A man in Spain who was bitten by a tick has been hospitalised and diagnosed with Crimean-Congo haemorrhagic fever (CCHF), a disease that can kill up to 40 per cent of people who contract it.
The patient was first admitted to a local hospital in the northwestern city of Leon. After he was then transferred to another hospital on a military plane, the Spanish defence ministry said on Thursday.
“He has a tick bite and remains in a stable condition, despite the clinical severity that this pathology implies,” health authorities in the Castile and Leon region said in a statement.
The viral disease is mainly found in Africa, the Balkans, the Middle East and Asia and more rarely in Europe.

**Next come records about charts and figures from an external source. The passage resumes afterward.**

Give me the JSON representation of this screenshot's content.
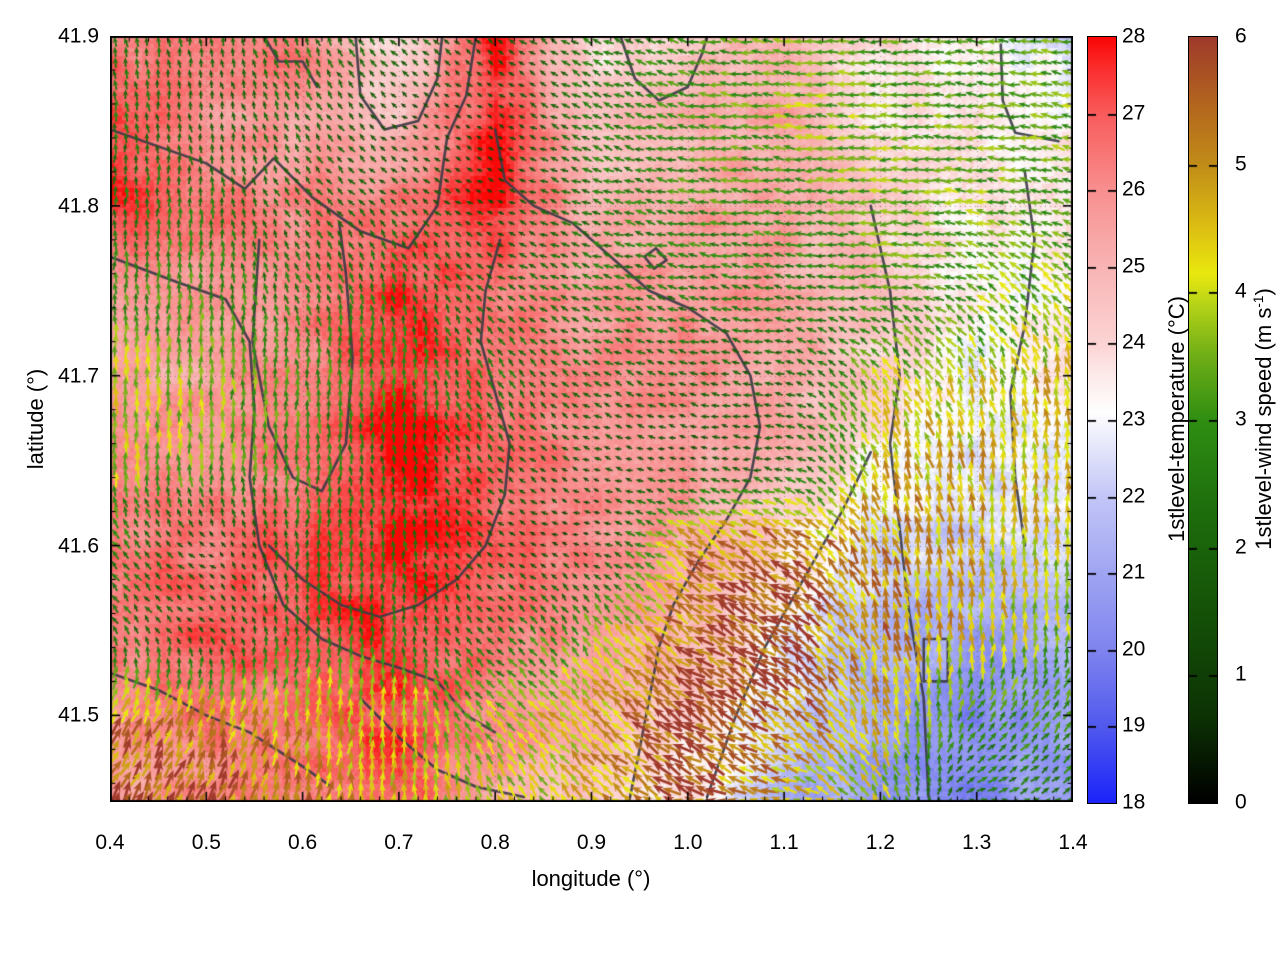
{
  "page": {
    "background": "#ffffff"
  },
  "chart_data": {
    "type": "heatmap",
    "subtype": "geographic temperature field with wind-vector overlay and contour lines",
    "title": "",
    "xlabel": "longitude (°)",
    "ylabel": "latitude (°)",
    "xlim": [
      0.4,
      1.4
    ],
    "ylim": [
      41.449,
      41.9
    ],
    "x_ticks": [
      "0.4",
      "0.5",
      "0.6",
      "0.7",
      "0.8",
      "0.9",
      "1.0",
      "1.1",
      "1.2",
      "1.3",
      "1.4"
    ],
    "x_tick_values": [
      0.4,
      0.5,
      0.6,
      0.7,
      0.8,
      0.9,
      1.0,
      1.1,
      1.2,
      1.3,
      1.4
    ],
    "y_ticks": [
      "41.5",
      "41.6",
      "41.7",
      "41.8",
      "41.9"
    ],
    "y_tick_values": [
      41.5,
      41.6,
      41.7,
      41.8,
      41.9
    ],
    "minor_tick_step_x": 0.02,
    "minor_tick_step_y": 0.02,
    "grid": "dotted graticule at major ticks",
    "contour_color": "#3b3b47",
    "colorbars": [
      {
        "label": "1stlevel-temperature (°C)",
        "range": [
          18,
          28
        ],
        "ticks": [
          "18",
          "19",
          "20",
          "21",
          "22",
          "23",
          "24",
          "25",
          "26",
          "27",
          "28"
        ],
        "tick_values": [
          18,
          19,
          20,
          21,
          22,
          23,
          24,
          25,
          26,
          27,
          28
        ],
        "stops": [
          [
            18,
            "#1b24fa"
          ],
          [
            19,
            "#5159ee"
          ],
          [
            20,
            "#7f84ef"
          ],
          [
            21,
            "#a0a5f2"
          ],
          [
            22,
            "#c3c6f7"
          ],
          [
            22.7,
            "#e8e9fb"
          ],
          [
            23.1,
            "#ffffff"
          ],
          [
            23.6,
            "#fdeaea"
          ],
          [
            24,
            "#fcd4d4"
          ],
          [
            25,
            "#f9b5b5"
          ],
          [
            26,
            "#f89090"
          ],
          [
            27,
            "#f95c5c"
          ],
          [
            27.6,
            "#fb2e2e"
          ],
          [
            28,
            "#fc0606"
          ]
        ]
      },
      {
        "label": "1stlevel-wind speed (m s⁻¹)",
        "label_pre": "1stlevel-wind speed (m s",
        "label_sup": "-1",
        "label_post": ")",
        "range": [
          0,
          6
        ],
        "ticks": [
          "0",
          "1",
          "2",
          "3",
          "4",
          "5",
          "6"
        ],
        "tick_values": [
          0,
          1,
          2,
          3,
          4,
          5,
          6
        ],
        "stops": [
          [
            0,
            "#000000"
          ],
          [
            0.7,
            "#0d3305"
          ],
          [
            1.5,
            "#155208"
          ],
          [
            2.3,
            "#1e6e0d"
          ],
          [
            3.0,
            "#2f8f12"
          ],
          [
            3.5,
            "#6fae17"
          ],
          [
            3.9,
            "#b5d318"
          ],
          [
            4.15,
            "#eae90f"
          ],
          [
            4.5,
            "#ddc013"
          ],
          [
            5.0,
            "#c28d18"
          ],
          [
            5.5,
            "#b2641f"
          ],
          [
            6.0,
            "#a03b2c"
          ]
        ]
      }
    ],
    "grid_lons": [
      0.4,
      0.5,
      0.6,
      0.7,
      0.8,
      0.9,
      1.0,
      1.1,
      1.2,
      1.3,
      1.4
    ],
    "grid_lats": [
      41.9,
      41.85,
      41.8,
      41.75,
      41.7,
      41.65,
      41.6,
      41.55,
      41.5,
      41.45
    ],
    "temperature_c": [
      [
        26.5,
        26.0,
        26.5,
        23.5,
        27.8,
        23.5,
        24.5,
        25.0,
        24.0,
        23.5,
        22.5
      ],
      [
        27.5,
        26.0,
        25.5,
        24.5,
        27.8,
        24.5,
        25.0,
        25.5,
        23.5,
        23.5,
        23.5
      ],
      [
        27.5,
        26.5,
        26.0,
        26.5,
        27.8,
        25.0,
        25.5,
        25.5,
        24.5,
        23.5,
        24.0
      ],
      [
        26.0,
        25.5,
        26.5,
        27.5,
        26.5,
        25.5,
        26.0,
        25.5,
        24.5,
        23.0,
        23.5
      ],
      [
        25.5,
        25.5,
        26.0,
        28.0,
        26.5,
        26.0,
        26.0,
        25.5,
        24.0,
        23.0,
        23.5
      ],
      [
        26.0,
        26.0,
        26.5,
        28.0,
        27.0,
        26.0,
        25.5,
        25.0,
        23.5,
        22.5,
        23.0
      ],
      [
        26.5,
        26.5,
        27.0,
        28.0,
        27.0,
        26.0,
        25.5,
        24.0,
        22.5,
        22.0,
        22.5
      ],
      [
        26.5,
        27.0,
        27.0,
        27.5,
        26.5,
        26.0,
        25.0,
        23.0,
        21.5,
        21.0,
        21.5
      ],
      [
        26.0,
        26.5,
        26.5,
        27.5,
        26.0,
        25.5,
        24.0,
        22.5,
        21.0,
        20.0,
        21.0
      ],
      [
        25.5,
        26.0,
        26.5,
        27.0,
        25.5,
        24.5,
        23.5,
        21.5,
        20.5,
        20.3,
        21.0
      ]
    ],
    "wind_speed_ms": [
      [
        2.5,
        2.0,
        2.5,
        2.2,
        1.5,
        2.5,
        3.0,
        3.5,
        3.0,
        3.0,
        3.2
      ],
      [
        2.5,
        1.8,
        2.2,
        1.2,
        1.0,
        2.5,
        3.0,
        3.5,
        3.5,
        3.2,
        3.5
      ],
      [
        2.5,
        2.5,
        2.0,
        2.0,
        1.2,
        2.5,
        3.0,
        3.0,
        3.5,
        3.5,
        3.0
      ],
      [
        3.0,
        3.0,
        2.5,
        2.5,
        2.0,
        2.5,
        2.5,
        2.5,
        3.0,
        3.5,
        4.0
      ],
      [
        4.0,
        3.5,
        3.0,
        3.0,
        2.5,
        2.0,
        2.0,
        2.0,
        4.0,
        4.0,
        4.5
      ],
      [
        4.0,
        3.5,
        3.0,
        2.0,
        2.0,
        1.5,
        1.2,
        2.0,
        4.5,
        4.5,
        4.5
      ],
      [
        2.8,
        1.2,
        2.5,
        2.5,
        1.5,
        1.0,
        5.0,
        5.5,
        5.0,
        4.5,
        4.0
      ],
      [
        2.5,
        1.5,
        2.5,
        2.5,
        2.0,
        3.5,
        5.5,
        6.0,
        5.0,
        4.5,
        3.5
      ],
      [
        5.0,
        5.0,
        4.5,
        4.2,
        3.8,
        4.5,
        6.0,
        5.5,
        4.5,
        3.0,
        3.0
      ],
      [
        5.5,
        5.5,
        5.0,
        4.5,
        4.0,
        4.5,
        5.5,
        4.5,
        4.0,
        2.5,
        2.5
      ]
    ],
    "wind_dir_deg_ccw_from_east": [
      [
        100,
        95,
        110,
        135,
        140,
        150,
        170,
        175,
        180,
        175,
        175
      ],
      [
        95,
        100,
        120,
        150,
        150,
        155,
        170,
        175,
        180,
        178,
        170
      ],
      [
        90,
        90,
        130,
        140,
        160,
        160,
        170,
        175,
        180,
        175,
        165
      ],
      [
        90,
        90,
        110,
        100,
        150,
        160,
        165,
        170,
        180,
        150,
        130
      ],
      [
        90,
        90,
        90,
        90,
        120,
        150,
        160,
        170,
        120,
        110,
        100
      ],
      [
        90,
        90,
        90,
        95,
        130,
        160,
        175,
        175,
        110,
        100,
        95
      ],
      [
        130,
        150,
        90,
        90,
        150,
        170,
        150,
        150,
        110,
        100,
        90
      ],
      [
        120,
        140,
        90,
        95,
        140,
        120,
        150,
        150,
        105,
        95,
        85
      ],
      [
        65,
        72,
        82,
        90,
        135,
        135,
        150,
        145,
        110,
        55,
        55
      ],
      [
        60,
        68,
        78,
        88,
        110,
        135,
        150,
        170,
        120,
        20,
        40
      ]
    ],
    "contour_lines_lonlat": [
      [
        [
          0.4,
          41.845
        ],
        [
          0.5,
          41.825
        ],
        [
          0.54,
          41.81
        ],
        [
          0.57,
          41.828
        ],
        [
          0.61,
          41.805
        ],
        [
          0.66,
          41.785
        ],
        [
          0.71,
          41.775
        ],
        [
          0.74,
          41.8
        ],
        [
          0.75,
          41.84
        ],
        [
          0.77,
          41.865
        ],
        [
          0.78,
          41.9
        ]
      ],
      [
        [
          0.655,
          41.9
        ],
        [
          0.66,
          41.865
        ],
        [
          0.685,
          41.845
        ],
        [
          0.72,
          41.85
        ],
        [
          0.74,
          41.875
        ],
        [
          0.745,
          41.9
        ]
      ],
      [
        [
          0.56,
          41.9
        ],
        [
          0.575,
          41.885
        ],
        [
          0.6,
          41.885
        ],
        [
          0.615,
          41.87
        ]
      ],
      [
        [
          0.93,
          41.9
        ],
        [
          0.945,
          41.875
        ],
        [
          0.97,
          41.862
        ],
        [
          1.0,
          41.87
        ],
        [
          1.015,
          41.89
        ],
        [
          1.02,
          41.9
        ]
      ],
      [
        [
          0.4,
          41.77
        ],
        [
          0.47,
          41.755
        ],
        [
          0.52,
          41.745
        ],
        [
          0.545,
          41.72
        ],
        [
          0.55,
          41.68
        ],
        [
          0.545,
          41.64
        ],
        [
          0.555,
          41.6
        ],
        [
          0.58,
          41.565
        ],
        [
          0.62,
          41.545
        ],
        [
          0.66,
          41.535
        ],
        [
          0.7,
          41.528
        ],
        [
          0.74,
          41.52
        ],
        [
          0.77,
          41.5
        ],
        [
          0.8,
          41.49
        ]
      ],
      [
        [
          0.8,
          41.845
        ],
        [
          0.81,
          41.815
        ],
        [
          0.84,
          41.8
        ],
        [
          0.88,
          41.79
        ],
        [
          0.92,
          41.77
        ],
        [
          0.96,
          41.75
        ],
        [
          1.0,
          41.74
        ],
        [
          1.04,
          41.725
        ],
        [
          1.065,
          41.7
        ],
        [
          1.075,
          41.67
        ],
        [
          1.065,
          41.64
        ],
        [
          1.04,
          41.615
        ],
        [
          1.01,
          41.59
        ],
        [
          0.985,
          41.565
        ],
        [
          0.97,
          41.54
        ],
        [
          0.96,
          41.51
        ],
        [
          0.95,
          41.48
        ],
        [
          0.94,
          41.452
        ]
      ],
      [
        [
          0.805,
          41.78
        ],
        [
          0.79,
          41.75
        ],
        [
          0.785,
          41.72
        ],
        [
          0.8,
          41.69
        ],
        [
          0.815,
          41.66
        ],
        [
          0.81,
          41.63
        ],
        [
          0.79,
          41.6
        ],
        [
          0.76,
          41.58
        ],
        [
          0.72,
          41.565
        ],
        [
          0.68,
          41.558
        ],
        [
          0.64,
          41.565
        ],
        [
          0.6,
          41.58
        ],
        [
          0.565,
          41.6
        ]
      ],
      [
        [
          0.555,
          41.78
        ],
        [
          0.548,
          41.72
        ],
        [
          0.565,
          41.67
        ],
        [
          0.59,
          41.64
        ],
        [
          0.62,
          41.632
        ],
        [
          0.645,
          41.66
        ],
        [
          0.652,
          41.71
        ],
        [
          0.645,
          41.76
        ],
        [
          0.638,
          41.79
        ]
      ],
      [
        [
          1.19,
          41.8
        ],
        [
          1.21,
          41.75
        ],
        [
          1.22,
          41.7
        ],
        [
          1.21,
          41.66
        ],
        [
          1.22,
          41.61
        ],
        [
          1.23,
          41.56
        ],
        [
          1.245,
          41.51
        ],
        [
          1.25,
          41.452
        ]
      ],
      [
        [
          1.02,
          41.452
        ],
        [
          1.05,
          41.5
        ],
        [
          1.08,
          41.54
        ],
        [
          1.12,
          41.58
        ],
        [
          1.16,
          41.62
        ],
        [
          1.19,
          41.655
        ]
      ],
      [
        [
          0.4,
          41.525
        ],
        [
          0.45,
          41.515
        ],
        [
          0.5,
          41.5
        ],
        [
          0.545,
          41.49
        ],
        [
          0.6,
          41.47
        ],
        [
          0.63,
          41.458
        ]
      ],
      [
        [
          0.66,
          41.51
        ],
        [
          0.7,
          41.487
        ],
        [
          0.74,
          41.468
        ],
        [
          0.78,
          41.458
        ],
        [
          0.83,
          41.452
        ]
      ],
      [
        [
          1.325,
          41.895
        ],
        [
          1.327,
          41.862
        ],
        [
          1.34,
          41.843
        ],
        [
          1.385,
          41.838
        ]
      ],
      [
        [
          1.35,
          41.82
        ],
        [
          1.36,
          41.78
        ],
        [
          1.35,
          41.73
        ],
        [
          1.335,
          41.69
        ],
        [
          1.34,
          41.64
        ],
        [
          1.35,
          41.6
        ]
      ],
      [
        [
          1.245,
          41.545
        ],
        [
          1.245,
          41.52
        ],
        [
          1.27,
          41.52
        ],
        [
          1.27,
          41.545
        ],
        [
          1.245,
          41.545
        ]
      ],
      [
        [
          0.955,
          41.77
        ],
        [
          0.965,
          41.763
        ],
        [
          0.978,
          41.768
        ],
        [
          0.967,
          41.775
        ],
        [
          0.955,
          41.77
        ]
      ]
    ]
  }
}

In Europe, cases have so far been restricted to the Balkans, Russia, Spain, and Turkey – according to the European Centre of Disease Prevention and Control (ECDC).
Some cases have been reported in the UK, with the latest case in March this year involving a woman who had travelled to Afghanistan. Hers is the third known case in the UK – after cases in 2012 and 2014, that did not spread to anyone else.
The disease was first detected in Crimea in 1944. It has a fatality rate between 10 per cent and 40 cent, with an overall fatality rate of 30 per cent – according to the World Health Organisation (WHO).
Transmission of the virus between humans is by close contact with blood or bodily fluids, the WHO says.
A tick bite or contact with infected animal blood or tissue can also transmit the disease.
The Hyalomma tick – the main carrier of the disease – is not established in the UK and the virus has not been found in ticks native to the country.
The vast majority of CCHF cases are mild or asymptomatic. But symptoms can include fever, bleeding from broken capillaries on the eyes and skin, sensitivity to light, muscle ache, dizziness, vomiting, nose bleeds, bruising, and a sore throat in the early stages, which could lead to organ failure and internal bleeding.
Spain detected its first case of CCHF in 2011. In 2016, a Spanish man died after being diagnosed with the disease following a tick bite.
In 1969, some 25 years after it was first detected in Crimea, pathologists found that the disease was the same as one identified in Congo in 1956. The place names were then combined to give the virus its name.
Currently, the disease in a patient is managed with antiviral drugs, but there is no specific antiviral for CCHF or an approved vaccine.
Prevention, early diagnosis and isolating a patient from others in healthcare settings are the only ways to avoid the spread of the virus, WHO and ECDC have said.